Attributes in the el[@id=2] are merged and values are overwritten from the snippet.xml.

I have tried this:

merge.xlst

<?xml version="1.0" encoding="UTF-8"?>
<xsl:stylesheet version="1.0" xmlns:xsl="http://www.w3.org/1999/XSL/Transform">
    <xsl:output method="xml" version="1.0" encoding="UTF-8" indent="yes"/>

    <xsl:param name="snippetDoc" select="document(snippet.xml)" />

    <xsl:template match="@* | node() | comment()">
        <xsl:copy>
            <xsl:apply-templates select="@* | node() | comment()"/>
        </xsl:copy>
    </xsl:template>

    <xsl:template match="el">
        <xsl:copy>
            <!-- how to distinguish between @ids of two documents? -->
            <xsl:copy-of select="$snippetDoc/main/el/[@id = @id]/@*" />
            <xsl:apply-templates select="@*" />
        </xsl:copy>
    </xsl:template>

</xsl:stylesheet>

But it needs to be able to distinguish between the same attribute in two document. What's more, this doesn't copy the unique elements from the snippet.xml.

Thanks for any help!

Answer 1

The expression you are looking for is this....

 <xsl:copy-of select="$snippetDoc/main/el[@id=current()/@id]/@*" />

You should also put this after <xsl:apply-templates select="@*" /> so that you can take advantage of the fact that new attributes will overwrite any existing attributes written if they have the same name.

To add in elements in the snippet that do no have a matching element in the main document, you will need to do this in a template matching the main element.

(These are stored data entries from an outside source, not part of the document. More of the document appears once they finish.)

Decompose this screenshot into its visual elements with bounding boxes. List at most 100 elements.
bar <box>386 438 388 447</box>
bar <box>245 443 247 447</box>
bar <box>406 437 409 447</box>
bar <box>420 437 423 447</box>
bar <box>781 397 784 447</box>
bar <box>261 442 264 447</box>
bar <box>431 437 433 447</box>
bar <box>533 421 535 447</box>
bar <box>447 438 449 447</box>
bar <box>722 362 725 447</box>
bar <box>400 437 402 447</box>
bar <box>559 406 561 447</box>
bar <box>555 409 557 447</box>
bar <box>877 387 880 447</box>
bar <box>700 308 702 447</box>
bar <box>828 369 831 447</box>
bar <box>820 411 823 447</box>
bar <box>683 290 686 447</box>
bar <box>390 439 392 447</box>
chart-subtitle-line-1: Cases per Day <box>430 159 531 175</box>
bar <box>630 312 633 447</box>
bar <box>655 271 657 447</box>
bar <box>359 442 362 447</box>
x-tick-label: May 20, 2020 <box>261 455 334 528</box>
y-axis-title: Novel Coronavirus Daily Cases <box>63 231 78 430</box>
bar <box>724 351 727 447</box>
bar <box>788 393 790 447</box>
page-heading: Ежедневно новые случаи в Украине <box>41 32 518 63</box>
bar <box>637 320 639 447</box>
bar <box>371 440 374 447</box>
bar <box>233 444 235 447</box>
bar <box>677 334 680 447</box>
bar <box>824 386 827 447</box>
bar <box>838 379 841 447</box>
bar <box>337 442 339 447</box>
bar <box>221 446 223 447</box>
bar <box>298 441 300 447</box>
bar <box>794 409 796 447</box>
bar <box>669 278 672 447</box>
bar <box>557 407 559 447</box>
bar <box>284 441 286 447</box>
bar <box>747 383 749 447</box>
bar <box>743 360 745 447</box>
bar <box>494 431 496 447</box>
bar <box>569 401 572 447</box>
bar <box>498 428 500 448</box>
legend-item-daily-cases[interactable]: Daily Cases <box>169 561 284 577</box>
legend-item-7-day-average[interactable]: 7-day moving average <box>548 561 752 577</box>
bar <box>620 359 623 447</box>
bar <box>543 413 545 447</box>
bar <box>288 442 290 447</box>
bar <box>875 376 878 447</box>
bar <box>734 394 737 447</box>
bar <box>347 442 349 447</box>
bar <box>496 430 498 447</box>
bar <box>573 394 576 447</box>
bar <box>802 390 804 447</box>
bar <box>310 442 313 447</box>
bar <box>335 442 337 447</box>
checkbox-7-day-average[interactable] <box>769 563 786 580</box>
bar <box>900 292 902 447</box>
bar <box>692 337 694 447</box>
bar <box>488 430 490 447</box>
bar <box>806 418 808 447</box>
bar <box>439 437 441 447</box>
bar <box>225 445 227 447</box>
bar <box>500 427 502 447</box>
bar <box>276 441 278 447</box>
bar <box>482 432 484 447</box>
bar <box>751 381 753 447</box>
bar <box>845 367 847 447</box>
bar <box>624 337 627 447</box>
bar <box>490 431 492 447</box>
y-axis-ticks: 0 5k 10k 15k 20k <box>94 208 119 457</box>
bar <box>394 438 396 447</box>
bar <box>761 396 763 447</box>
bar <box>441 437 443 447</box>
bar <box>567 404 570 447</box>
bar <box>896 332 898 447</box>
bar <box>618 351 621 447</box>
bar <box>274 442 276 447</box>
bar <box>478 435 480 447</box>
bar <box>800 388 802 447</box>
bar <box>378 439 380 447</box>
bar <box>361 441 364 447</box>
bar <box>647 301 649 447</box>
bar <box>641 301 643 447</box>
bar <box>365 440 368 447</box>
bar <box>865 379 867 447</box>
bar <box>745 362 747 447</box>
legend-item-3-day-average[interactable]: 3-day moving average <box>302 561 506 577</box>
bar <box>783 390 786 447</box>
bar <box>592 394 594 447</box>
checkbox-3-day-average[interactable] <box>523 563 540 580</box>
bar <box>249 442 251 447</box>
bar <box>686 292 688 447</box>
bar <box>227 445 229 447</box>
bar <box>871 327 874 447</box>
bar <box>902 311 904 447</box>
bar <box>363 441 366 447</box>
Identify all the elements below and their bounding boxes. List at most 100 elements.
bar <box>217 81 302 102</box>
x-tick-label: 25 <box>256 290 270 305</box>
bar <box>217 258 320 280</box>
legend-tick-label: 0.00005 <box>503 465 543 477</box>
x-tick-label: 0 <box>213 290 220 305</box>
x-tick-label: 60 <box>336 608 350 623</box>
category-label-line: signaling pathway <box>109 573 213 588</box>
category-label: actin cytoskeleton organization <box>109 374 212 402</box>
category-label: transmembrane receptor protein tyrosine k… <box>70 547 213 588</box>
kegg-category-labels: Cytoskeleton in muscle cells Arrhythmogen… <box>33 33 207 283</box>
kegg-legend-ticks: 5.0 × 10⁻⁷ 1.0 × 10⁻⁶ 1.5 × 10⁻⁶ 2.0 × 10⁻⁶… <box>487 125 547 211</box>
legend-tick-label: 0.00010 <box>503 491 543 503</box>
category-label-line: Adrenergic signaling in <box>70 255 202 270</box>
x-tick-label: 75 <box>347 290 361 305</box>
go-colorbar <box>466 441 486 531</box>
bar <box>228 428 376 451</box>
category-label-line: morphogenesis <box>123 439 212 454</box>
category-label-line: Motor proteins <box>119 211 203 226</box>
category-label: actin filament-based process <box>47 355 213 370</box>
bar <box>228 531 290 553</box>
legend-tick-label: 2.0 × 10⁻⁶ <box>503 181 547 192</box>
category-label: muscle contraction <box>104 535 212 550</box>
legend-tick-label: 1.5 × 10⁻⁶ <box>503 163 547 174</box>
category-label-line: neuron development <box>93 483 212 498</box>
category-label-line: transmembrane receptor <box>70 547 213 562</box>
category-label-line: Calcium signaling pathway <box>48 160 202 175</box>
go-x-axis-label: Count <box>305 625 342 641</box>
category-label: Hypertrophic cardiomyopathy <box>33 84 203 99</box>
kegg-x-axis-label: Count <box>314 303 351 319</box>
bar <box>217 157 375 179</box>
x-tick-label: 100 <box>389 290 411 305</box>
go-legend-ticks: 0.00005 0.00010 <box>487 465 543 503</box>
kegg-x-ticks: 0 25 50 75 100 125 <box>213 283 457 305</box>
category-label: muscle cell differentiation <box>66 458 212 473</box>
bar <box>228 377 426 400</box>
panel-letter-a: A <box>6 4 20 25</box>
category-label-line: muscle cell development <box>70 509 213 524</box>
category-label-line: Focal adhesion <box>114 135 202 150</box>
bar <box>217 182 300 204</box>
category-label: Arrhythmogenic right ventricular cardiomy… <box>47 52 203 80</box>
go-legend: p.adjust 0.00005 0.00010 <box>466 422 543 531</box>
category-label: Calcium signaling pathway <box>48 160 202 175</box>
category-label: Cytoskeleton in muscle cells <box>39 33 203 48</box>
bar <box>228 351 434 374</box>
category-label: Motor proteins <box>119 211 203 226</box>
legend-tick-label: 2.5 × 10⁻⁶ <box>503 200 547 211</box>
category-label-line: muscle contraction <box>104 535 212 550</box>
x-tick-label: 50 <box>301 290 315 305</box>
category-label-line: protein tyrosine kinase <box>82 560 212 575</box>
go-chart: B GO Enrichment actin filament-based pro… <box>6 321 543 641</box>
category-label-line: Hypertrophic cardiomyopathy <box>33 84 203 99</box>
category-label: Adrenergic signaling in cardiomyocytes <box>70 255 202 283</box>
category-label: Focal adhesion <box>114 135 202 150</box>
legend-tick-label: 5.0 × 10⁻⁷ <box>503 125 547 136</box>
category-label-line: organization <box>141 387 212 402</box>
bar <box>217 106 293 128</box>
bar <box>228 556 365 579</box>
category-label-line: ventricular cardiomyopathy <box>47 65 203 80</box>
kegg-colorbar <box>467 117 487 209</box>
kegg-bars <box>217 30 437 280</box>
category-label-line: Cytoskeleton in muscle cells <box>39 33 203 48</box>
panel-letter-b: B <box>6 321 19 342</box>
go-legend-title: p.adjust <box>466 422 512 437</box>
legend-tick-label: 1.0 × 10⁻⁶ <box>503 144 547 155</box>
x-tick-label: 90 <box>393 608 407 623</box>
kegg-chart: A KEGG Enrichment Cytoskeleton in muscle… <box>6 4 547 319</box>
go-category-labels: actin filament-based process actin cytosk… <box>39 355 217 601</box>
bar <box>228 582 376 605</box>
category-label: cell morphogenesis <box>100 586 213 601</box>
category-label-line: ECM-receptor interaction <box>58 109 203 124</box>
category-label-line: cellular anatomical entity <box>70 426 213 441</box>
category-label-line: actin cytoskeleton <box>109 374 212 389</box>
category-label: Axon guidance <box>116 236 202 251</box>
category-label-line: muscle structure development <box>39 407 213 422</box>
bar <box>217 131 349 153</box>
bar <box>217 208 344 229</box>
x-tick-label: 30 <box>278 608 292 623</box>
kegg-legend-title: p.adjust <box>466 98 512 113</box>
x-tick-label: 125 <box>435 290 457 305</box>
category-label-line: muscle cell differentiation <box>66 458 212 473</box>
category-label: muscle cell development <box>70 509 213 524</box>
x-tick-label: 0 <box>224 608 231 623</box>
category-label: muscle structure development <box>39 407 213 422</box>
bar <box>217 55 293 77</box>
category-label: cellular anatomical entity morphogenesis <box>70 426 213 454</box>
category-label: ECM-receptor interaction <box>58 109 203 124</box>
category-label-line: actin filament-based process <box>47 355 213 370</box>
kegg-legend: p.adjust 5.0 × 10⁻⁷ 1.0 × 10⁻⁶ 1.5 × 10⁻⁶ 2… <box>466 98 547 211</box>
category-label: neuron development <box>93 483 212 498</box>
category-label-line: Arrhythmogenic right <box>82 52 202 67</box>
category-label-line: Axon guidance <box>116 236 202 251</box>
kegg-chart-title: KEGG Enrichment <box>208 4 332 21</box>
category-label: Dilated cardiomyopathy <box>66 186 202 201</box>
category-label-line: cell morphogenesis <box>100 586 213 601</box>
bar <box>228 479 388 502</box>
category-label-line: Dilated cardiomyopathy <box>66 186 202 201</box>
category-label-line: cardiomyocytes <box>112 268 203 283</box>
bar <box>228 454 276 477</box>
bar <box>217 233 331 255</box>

    <xsl:template match="main">
        <xsl:copy>
            <xsl:apply-templates select="@*|node()"/>
            <xsl:copy-of select="$snippetDoc/main/el[not(@id=current()/el/@id)]" />
        </xsl:copy>     
    </xsl:template>

Try this XSLT

<xsl:stylesheet version="1.0" xmlns:xsl="http://www.w3.org/1999/XSL/Transform">
    <xsl:output method="xml" version="1.0" encoding="UTF-8" indent="yes"/>

    <xsl:param name="snippetDoc" select="document('snippet.xml')" />

    <xsl:template match="@*|node()">
        <xsl:copy>
            <xsl:apply-templates select="@*|node()"/>
        </xsl:copy>
    </xsl:template>

    <xsl:template match="el">
        <xsl:copy>
            <!-- how to distinguish between @ids of two documents? -->
            <xsl:apply-templates select="@*" />
            <xsl:copy-of select="$snippetDoc/main/el[@id=current()/@id]/@*" />
        </xsl:copy>
    </xsl:template>

    <xsl:template match="main">
        <xsl:copy>
            <xsl:apply-templates select="@*|node()"/>
            <xsl:copy-of select="$snippetDoc/main/el[not(@id=current()/el/@id)]" />
        </xsl:copy>     
    </xsl:template>

</xsl:stylesheet>

Do note that node() is actually short-hand for *|text()|comment()|processing-instruction() so doing node()|comment() is actually unnecessary.